Monday, 27 September 2010

Not just a pig farmer


I looked at them huddled by the fence in the top field. They stared back with a "you haven't the first idea what to do" look.

Which just goes to show how right sheep can be.

Last spring I foolishly mentioned to our neighbour Marcus that I thought it was about time we had a few sheep, partly for ground maintenance and also for the freezer. Fine, the best thing was to wait for autumn and pick up some of the smaller lambs not going to market.

So he turned up the other day with three fairly small (but not that small) sheep in his trailer. I climbed in and hauled them out one-by-one and. . . well, that's about it so far.

They're quite settled in the top field, spending most of their time by the fence near Alfie the boar, but I can't help feeling there's something I should be doing.

Pigs need attention, shelter, feeding and watering. Sheep need. . . well, not much it seems, so long as there's grass. Not that there's much chance of me doing anything with them. They haven't let me within ten metres of them yet.

Wednesday, 22 September 2010

Morale-booster on a rainy day


A Westray September is a moody companion. The equinox brought strong winds, first from the southwest, then from the cold north. Heavy rains have forced many of the pigs indoors. We've even had hail.

Yet there have been sunny days that have felt like small miracles as summer fades into the memory.

We've dragged ourselves out for walks on some of the island's best beaches, but only one of us has been in for a swim.

Sunday, 19 September 2010

Left a bit, down a bit

"Stand over there and let me know if I need to stop," said Bruce, clambering aboard a digger the size of a Tiger tank and firing up an engine that could be heard 150 miles away in Inverness.

"Whaaaoooo!!" I shouted about seven seconds later, adding some frantic, flagless semaphore just in case Bruce hadn't got the message.

Pulling over a decrepit, old lean-to at the front of our house to make way for a lovely new extension with big windows to enjoy the view over the sea to Rousay and Orkney Mainland sounded simple enough - large cracks had appeared and the thing was already edging away from the house.


We hadn't bargained for one piece of timber not being quite as rotten as it looked. It was wedged under the strip of concrete (can't remember what it's called) at the end of the kitchen roof and began levering a good part of the roof into the air.

Fearing Mrs Pig Farmer's reaction to a large hole in the kitchen and, most important, damage to the Sky dish at such an early stage in the football season, I thought it best we went for plan B. A little use of the saw and we were up and running again, the solid concrete coming down surprisingly quickly.

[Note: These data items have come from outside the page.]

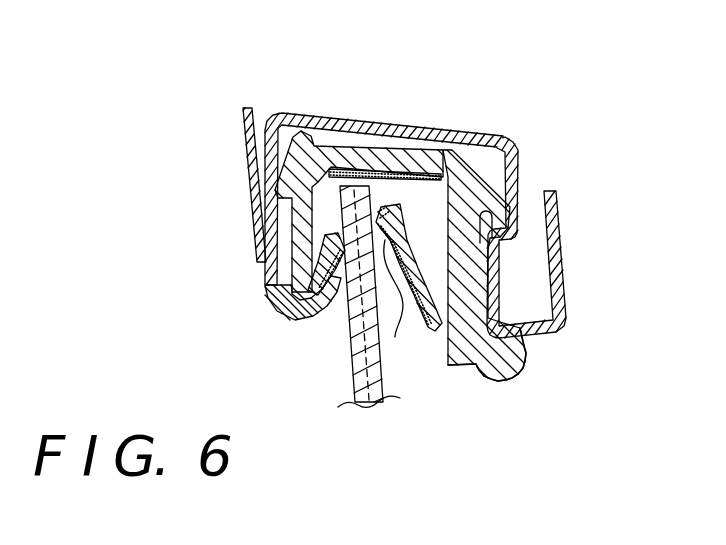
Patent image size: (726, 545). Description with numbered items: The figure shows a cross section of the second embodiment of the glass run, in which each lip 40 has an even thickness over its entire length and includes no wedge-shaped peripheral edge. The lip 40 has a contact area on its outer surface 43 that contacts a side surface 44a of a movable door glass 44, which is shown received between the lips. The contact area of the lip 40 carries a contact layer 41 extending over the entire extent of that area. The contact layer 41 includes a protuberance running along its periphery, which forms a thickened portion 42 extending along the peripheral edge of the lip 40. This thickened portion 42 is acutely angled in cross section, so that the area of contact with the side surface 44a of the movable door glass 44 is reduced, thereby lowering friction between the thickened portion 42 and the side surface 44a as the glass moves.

The lip 40 is at (305, 257).
The contact layer 41 is at (418, 330).
The thickened portion 42 is at (347, 272).
The outer surface 43 is at (292, 292).
The movable door glass 44 is at (374, 404).
The side surface 44a is at (378, 192).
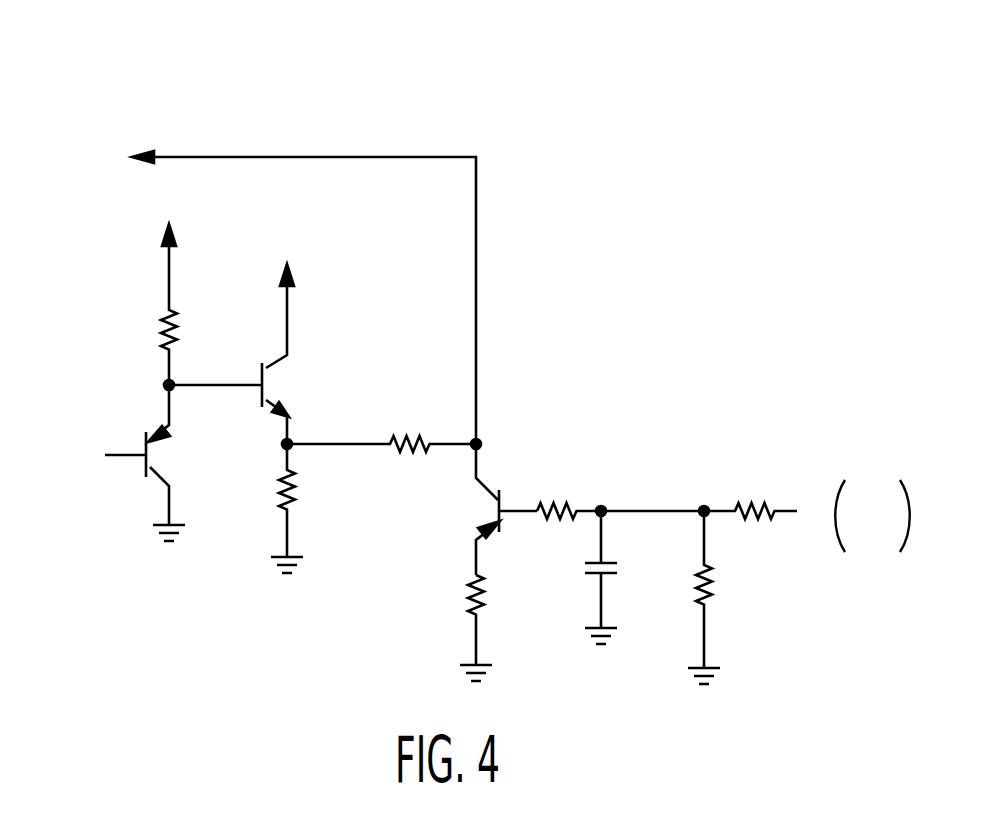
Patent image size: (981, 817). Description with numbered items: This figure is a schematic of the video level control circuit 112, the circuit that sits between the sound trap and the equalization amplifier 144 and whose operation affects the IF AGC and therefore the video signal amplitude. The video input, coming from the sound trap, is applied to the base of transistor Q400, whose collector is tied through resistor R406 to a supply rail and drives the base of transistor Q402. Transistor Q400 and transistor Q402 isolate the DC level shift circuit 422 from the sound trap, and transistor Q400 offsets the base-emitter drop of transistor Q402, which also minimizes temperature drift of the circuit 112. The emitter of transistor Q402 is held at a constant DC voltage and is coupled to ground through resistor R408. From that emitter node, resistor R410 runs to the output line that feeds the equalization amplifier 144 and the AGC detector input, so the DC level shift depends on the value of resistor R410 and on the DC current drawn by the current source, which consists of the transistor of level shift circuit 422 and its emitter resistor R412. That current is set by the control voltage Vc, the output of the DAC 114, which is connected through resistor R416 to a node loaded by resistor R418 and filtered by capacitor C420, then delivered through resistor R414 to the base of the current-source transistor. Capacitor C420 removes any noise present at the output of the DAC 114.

The video level control circuit 112 is at (347, 122).
The equalization amplifier 144 is at (256, 278).
The DAC 114 is at (857, 518).
The DC level shift circuit 422 is at (444, 572).
The resistor R406 is at (193, 304).
The transistor Q400 is at (135, 463).
The transistor Q402 is at (295, 339).
The resistor R408 is at (307, 508).
The resistor R410 is at (381, 428).
The resistor R412 is at (496, 628).
The resistor R414 is at (620, 494).
The capacitor C420 is at (624, 577).
The resistor R416 is at (750, 495).
The resistor R418 is at (724, 597).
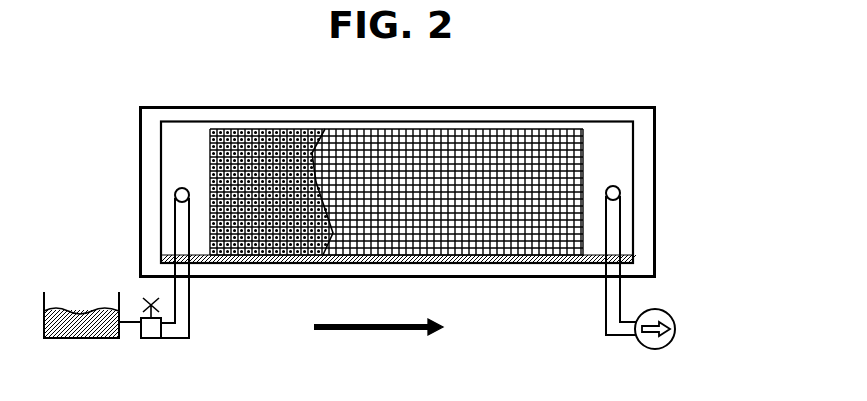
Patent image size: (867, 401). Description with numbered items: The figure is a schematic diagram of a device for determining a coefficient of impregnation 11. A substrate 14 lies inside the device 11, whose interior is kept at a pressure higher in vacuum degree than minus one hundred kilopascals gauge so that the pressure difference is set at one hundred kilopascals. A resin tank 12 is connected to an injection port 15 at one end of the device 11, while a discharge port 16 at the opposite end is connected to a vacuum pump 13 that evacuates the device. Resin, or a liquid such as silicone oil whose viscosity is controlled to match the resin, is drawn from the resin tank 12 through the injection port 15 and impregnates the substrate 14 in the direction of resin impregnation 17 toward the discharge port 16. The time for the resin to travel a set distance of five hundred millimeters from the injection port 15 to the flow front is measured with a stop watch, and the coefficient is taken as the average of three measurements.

The device for determining a coefficient of impregnation 11 is at (292, 106).
The resin tank 12 is at (68, 340).
The vacuum pump 13 is at (650, 349).
The substrate 14 is at (402, 130).
The injection port 15 is at (175, 195).
The discharge port 16 is at (620, 195).
The direction of resin impregnation 17 is at (378, 334).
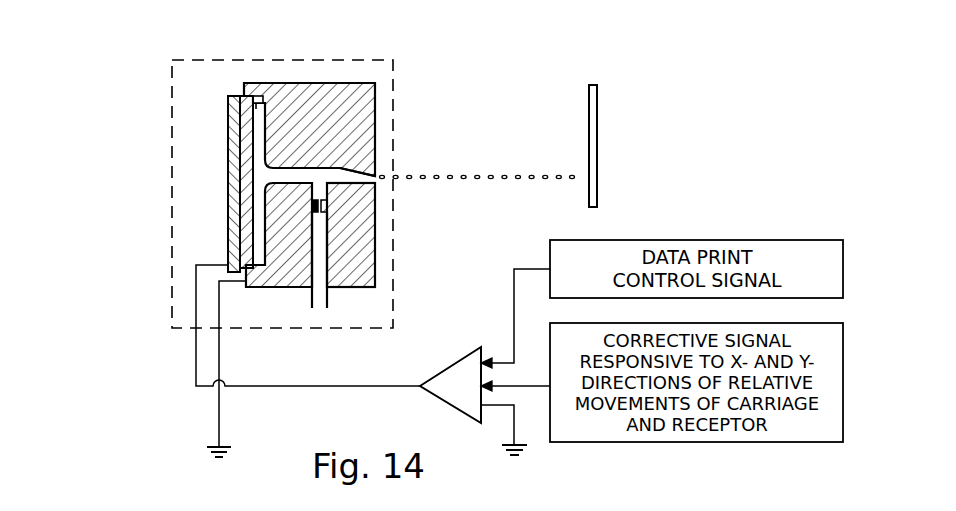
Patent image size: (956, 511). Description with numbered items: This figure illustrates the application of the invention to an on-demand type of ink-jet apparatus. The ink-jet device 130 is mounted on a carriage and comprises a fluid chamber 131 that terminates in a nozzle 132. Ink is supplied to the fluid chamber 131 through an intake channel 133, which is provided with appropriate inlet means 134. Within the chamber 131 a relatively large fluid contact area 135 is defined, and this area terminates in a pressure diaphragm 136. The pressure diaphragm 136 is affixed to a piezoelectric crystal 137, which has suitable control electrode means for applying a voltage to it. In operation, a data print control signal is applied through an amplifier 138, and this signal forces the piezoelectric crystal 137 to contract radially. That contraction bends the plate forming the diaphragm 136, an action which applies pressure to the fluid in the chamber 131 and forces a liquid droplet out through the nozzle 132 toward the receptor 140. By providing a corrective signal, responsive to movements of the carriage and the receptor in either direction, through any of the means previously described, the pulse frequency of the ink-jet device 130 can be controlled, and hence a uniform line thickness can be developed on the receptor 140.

The ink-jet device 130 is at (317, 78).
The fluid chamber 131 is at (345, 183).
The nozzle 132 is at (342, 174).
The intake channel 133 is at (317, 257).
The inlet means 134 is at (314, 206).
The fluid contact area 135 is at (260, 96).
The pressure diaphragm 136 is at (243, 112).
The piezoelectric crystal 137 is at (233, 145).
The amplifier 138 is at (456, 170).
The receptor 140 is at (590, 118).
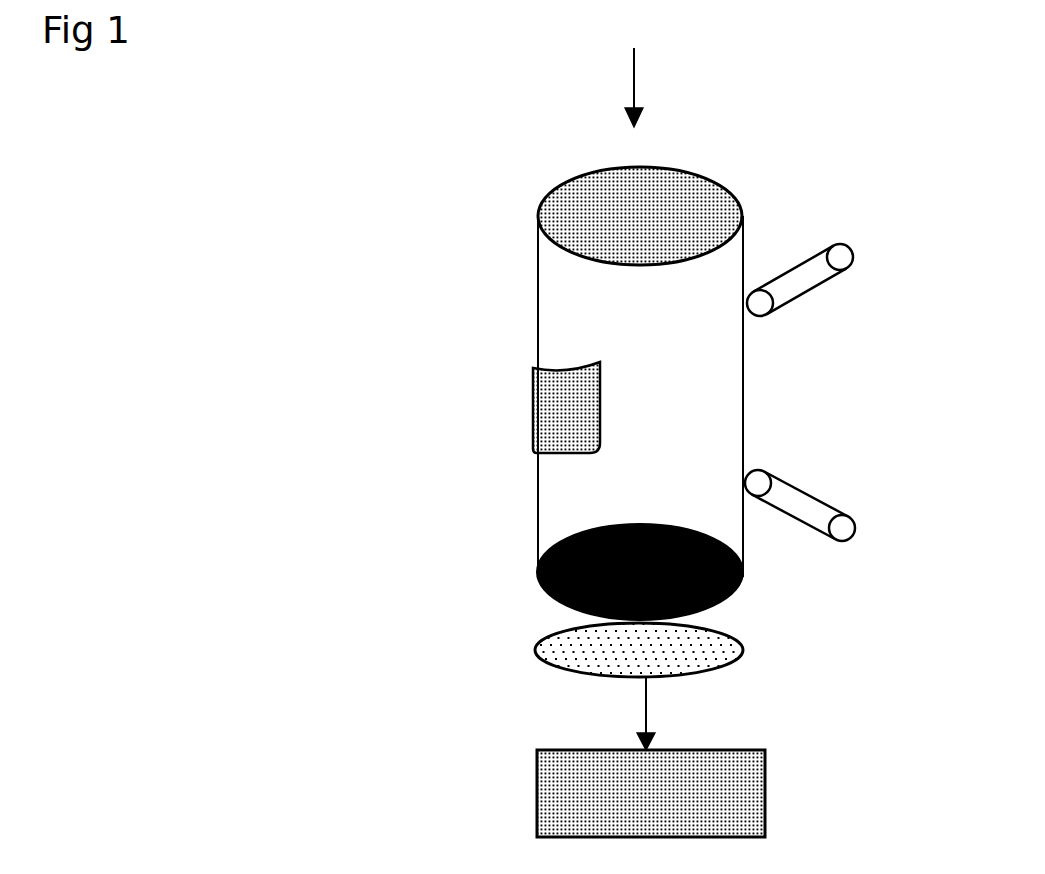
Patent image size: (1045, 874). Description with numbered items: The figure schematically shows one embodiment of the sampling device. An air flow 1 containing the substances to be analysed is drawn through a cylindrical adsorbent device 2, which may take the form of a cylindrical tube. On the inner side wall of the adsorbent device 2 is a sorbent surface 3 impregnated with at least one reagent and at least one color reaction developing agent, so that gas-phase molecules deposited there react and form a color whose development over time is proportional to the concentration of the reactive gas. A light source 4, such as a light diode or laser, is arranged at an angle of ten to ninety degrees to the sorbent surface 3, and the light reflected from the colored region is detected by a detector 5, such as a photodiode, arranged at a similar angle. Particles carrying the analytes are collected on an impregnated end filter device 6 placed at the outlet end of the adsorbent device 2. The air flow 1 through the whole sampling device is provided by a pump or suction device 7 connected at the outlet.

The air flow 1 is at (656, 85).
The cylindrical adsorbent device 2 is at (606, 393).
The sorbent surface 3 is at (543, 407).
The light source 4 is at (832, 275).
The detector 5 is at (831, 512).
The end filter device 6 is at (691, 650).
The pump or suction device 7 is at (702, 757).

What I hadn't bargained for was what was left. Somehow you don't notice pink when it's on the walls of a "room" used only for bringing on veg seedlings and sorting out the recycling bags.

Even more worrying was Sal's reaction. I can't imagine how the planning department is going to react to this one.

Saturday, 4 September 2010

It's cuteness time again

The pig farmer strolled into the pigshed on Monday morning, whistling a happy tune, full of the joys of late August and so on.

Little Kim - due to farrow on Friday - was having a lie-in, the black and white cliff-face of her back to the door.

There was a little blood near her back end. "Uh-oh," thought the pig farmer, hurriedly clambering over the wall and discovering that Little Kim had been full of surprises. Twelve of them, to be exact.



They were all clean and feeding well, getting that all-important first milk. Despite this being her first litter, Little Kim had done everything by herself. Pigs never cease to impress and amaze me.

As the piglets tucked in, mum gave a little grunt and the second afterbirth slithered out (sows give birth in two batches) and I made myself feel a little less redundant by cleaning up before putting food out for Little Kim and introducing the little ones to the heat lamp and cosy, clean straw where they settled in for a snooze.

As the week's gone on, they've grown in strength and confidence and now, at five days old, they are exploring the shed and even trying out Little Kim's food.

The video is all-too short and the quality a bit ropey - what do you expect from a secondhand mobile phone? - and the sound in the background is Little Kim enjoying her breakfast. Pigs may be amazing, but they have no table manners.